Don’t confuse self-doubt for self-skepticism. Self-doubt is the inner critic. When it has a voice, it is the voice of fear that you cannot access. Self-doubt sounds reasonable and comforting. It validates everything your parents and people you cared about ever told you about yourself: that you weren’t good at something, that you shouldn’t put your head up above the crowd, or that you dream too big. Self-skepticism, on the other hand, is the conscious act of evaluating what you are missing. It starts with the belief that we are all confused and that confusion isn’t bad or good, just a reality to be dealt with effectively so we can unleash our potential. That belief leads to a habituation of the question “What am I missing?” And “What if I am wrong?”.

Self-doubt is the path to certainty. Self-skepticism is the path to Clarity.

People often confuse the two, because they think that being transparent about their self-doubts is a virtuous act. In fact, it is an act of false humility. It is an attempt to get others to accept you, to telegraph to them that you don’t pose a threat to them. That you don’t think you are worthy of them.

It doesn’t feel like that when you are doing it. We all have an inner critic. I am no exception. And I have often given voice to the inner critic to create safety for others. It is something most people do. But when we confuse self-doubt for self-skepticism we start to believe that we are involved in a virtuous act, rather than a protective one. We start to believe that our inner critic is vital to our safety.

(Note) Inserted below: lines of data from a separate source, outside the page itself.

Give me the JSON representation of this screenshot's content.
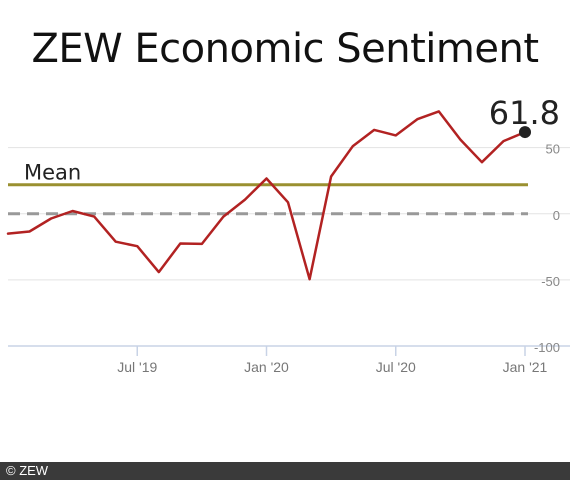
{
  "title": "ZEW Economic Sentiment",
  "footer": {
    "copyright": "© ZEW"
  },
  "chart_data": {
    "type": "line",
    "title": "ZEW Economic Sentiment",
    "xlabel": "",
    "ylabel": "",
    "ylim": [
      -100,
      80
    ],
    "grid": true,
    "y_ticks": [
      50,
      0,
      -50,
      -100
    ],
    "y_tick_labels": [
      "50",
      "0",
      "-50",
      "-100"
    ],
    "x_ticks": [
      "2019-07",
      "2020-01",
      "2020-07",
      "2021-01"
    ],
    "x_tick_labels": [
      "Jul '19",
      "Jan '20",
      "Jul '20",
      "Jan '21"
    ],
    "mean": {
      "label": "Mean",
      "value": 22,
      "color": "#9a9030"
    },
    "zero_line": {
      "value": 0,
      "color": "#999999",
      "style": "dashed"
    },
    "last_value_label": "61.8",
    "series": [
      {
        "color": "#b22222",
        "x": [
          "2019-01",
          "2019-02",
          "2019-03",
          "2019-04",
          "2019-05",
          "2019-06",
          "2019-07",
          "2019-08",
          "2019-09",
          "2019-10",
          "2019-11",
          "2019-12",
          "2020-01",
          "2020-02",
          "2020-03",
          "2020-04",
          "2020-05",
          "2020-06",
          "2020-07",
          "2020-08",
          "2020-09",
          "2020-10",
          "2020-11",
          "2020-12",
          "2021-01"
        ],
        "values": [
          -15,
          -13.4,
          -3.6,
          2.1,
          -2.1,
          -21.1,
          -24.5,
          -44.1,
          -22.5,
          -22.8,
          -2.1,
          10.7,
          26.7,
          8.7,
          -49.5,
          28.2,
          51.0,
          63.4,
          59.3,
          71.5,
          77.4,
          56.1,
          39.0,
          55.0,
          61.8
        ]
      }
    ]
  }
}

When this happens we feed the inner critic. We reward it. And therefore we stop ourselves from traveling on the path to potential.

Giving transparency to self-doubt may result in a first-order consequence of creating safety through membership, but its second- and third-order consequences are devastating.

Giving transparency to self-skepticism also creates space for safety, but it does not feed the fear. Instead it feeds curiosity, mindfulness, and true humility.


REFLECT
  • What is a self-critical story you often tell yourself?

  • What underlying fear does it represent?

  • Is there a responsibility or an even scarier possibility you’d have to face if that self-critical story was untrue?


TRY
  • This week, keep a running journal of the times your “self critic” shows up — one sentence on what’s it’s telling you, and a brief note about what’s happening when it does (e.g. is it in certain meetings? in response to certain people? etc.)

  • At the end of the week, review your entries. What trends do you notice?

  • For each entry, try rewriting it in terms of a question about what you need to learn. For example, if your inner critic says “I’m a terrible salesperson,” rewrite it as “I’ve lost some recent sales, what might be causing that?”